Levi Lambert poses for a portrait at his home in North Berwick. Lambert was accepted into University of Maine in Orono, but he is deferring for a year to take classes at York County Community College to save money and not have to worry about the coronavirus on campus. Brianna Soukup/Staff Photographer

In North Berwick, Levi Lambert was accepted into the University of Maine in Orono but decided over the summer to defer for a year and enroll in York County Community College “to avoid all the craziness that’s going on.”


“Being around a bunch of different people that I don’t know where they’ve been, that just increases my chances of becoming sick,” said Lambert, a 2020 graduate of Noble High School. “I figured it would just be best to wait it out for a year.”

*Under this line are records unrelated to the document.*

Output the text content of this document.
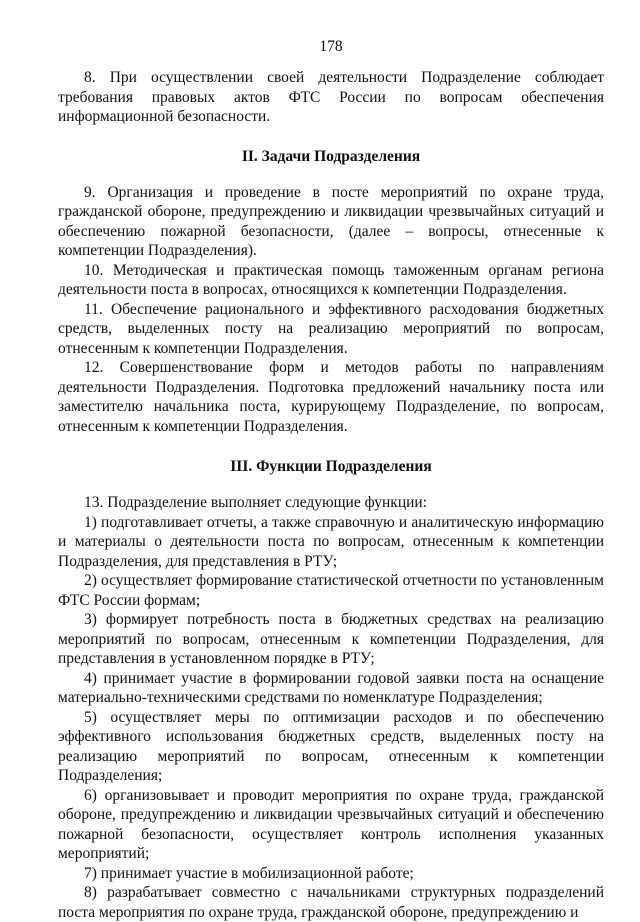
178

8. При осуществлении своей деятельности Подразделение соблюдает требования правовых актов ФТС России по вопросам обеспечения информационной безопасности.

II. Задачи Подразделения

9. Организация и проведение в посте мероприятий по охране труда, гражданской обороне, предупреждению и ликвидации чрезвычайных ситуаций и обеспечению пожарной безопасности, (далее – вопросы, отнесенные к компетенции Подразделения).

10. Методическая и практическая помощь таможенным органам региона деятельности поста в вопросах, относящихся к компетенции Подразделения.

11. Обеспечение рационального и эффективного расходования бюджетных средств, выделенных посту на реализацию мероприятий по вопросам, отнесенным к компетенции Подразделения.

12. Совершенствование форм и методов работы по направлениям деятельности Подразделения. Подготовка предложений начальнику поста или заместителю начальника поста, курирующему Подразделение, по вопросам, отнесенным к компетенции Подразделения.

III. Функции Подразделения

13. Подразделение выполняет следующие функции:

1) подготавливает отчеты, а также справочную и аналитическую информацию и материалы о деятельности поста по вопросам, отнесенным к компетенции Подразделения, для представления в РТУ;

2) осуществляет формирование статистической отчетности по установленным ФТС России формам;

3) формирует потребность поста в бюджетных средствах на реализацию мероприятий по вопросам, отнесенным к компетенции Подразделения, для представления в установленном порядке в РТУ;

4) принимает участие в формировании годовой заявки поста на оснащение материально-техническими средствами по номенклатуре Подразделения;

5) осуществляет меры по оптимизации расходов и по обеспечению эффективного использования бюджетных средств, выделенных посту на реализацию мероприятий по вопросам, отнесенным к компетенции Подразделения;

6) организовывает и проводит мероприятия по охране труда, гражданской обороне, предупреждению и ликвидации чрезвычайных ситуаций и обеспечению пожарной безопасности, осуществляет контроль исполнения указанных мероприятий;

7) принимает участие в мобилизационной работе;

8) разрабатывает совместно с начальниками структурных подразделений поста мероприятия по охране труда, гражданской обороне, предупреждению и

About 70 percent of programming across Maine’s community college system will be online this fall and about 30 percent face-to-face. That’s almost completely the opposite of pre-COVID programming, when about 70 percent of instruction was in-person, Daigler said. In addition, all general education classes are online this fall.

Daigler said the system has made a commitment to improving online learning this fall, but he acknowledged there are some students who won’t be pursuing higher education at all because they are apprehensive about taking classes remotely.

“We don’t have a lot of students deciding to go elsewhere,” he said. “We do have a lot deciding to come to us instead of – fill in the blank. Depending on how bad things get out there we could see students saying, ‘I’m not going to do any of this.’ It’s getting very hard to predict.”

Hamilton, the Portland student, said she doesn’t learn well online, but her mother told her she should try and take some classes this fall. She got her courses pre-approved by Springfield so it shouldn’t be a problem to transfer the credits.

“Even if I fail them, this way it’s not $20,000 that I’m failing classes for; it’s a little more affordable,” Hamilton said.


Students said while living at home with parents and siblings isn’t exactly the college social experience, they’re also using the time to work and create their own safer social opportunities.

Ouellette, a cross-country runner, was planning on running at Thomas but said a lot of former high school teammates are also going to Central Maine Community College. “They’re not really doing sports anywhere at colleges,” Ouellette said. “Now going to CM, I can run with the same people I used to run with, which is really cool, and obviously meet new people too.”

She’s also looking forward to spending time at her family’s camp this winter and snowmobiling while having the freedom to take classes from anywhere.

“Now I’ll be able to just pick up my laptop and bring it with me,” Ouellette said.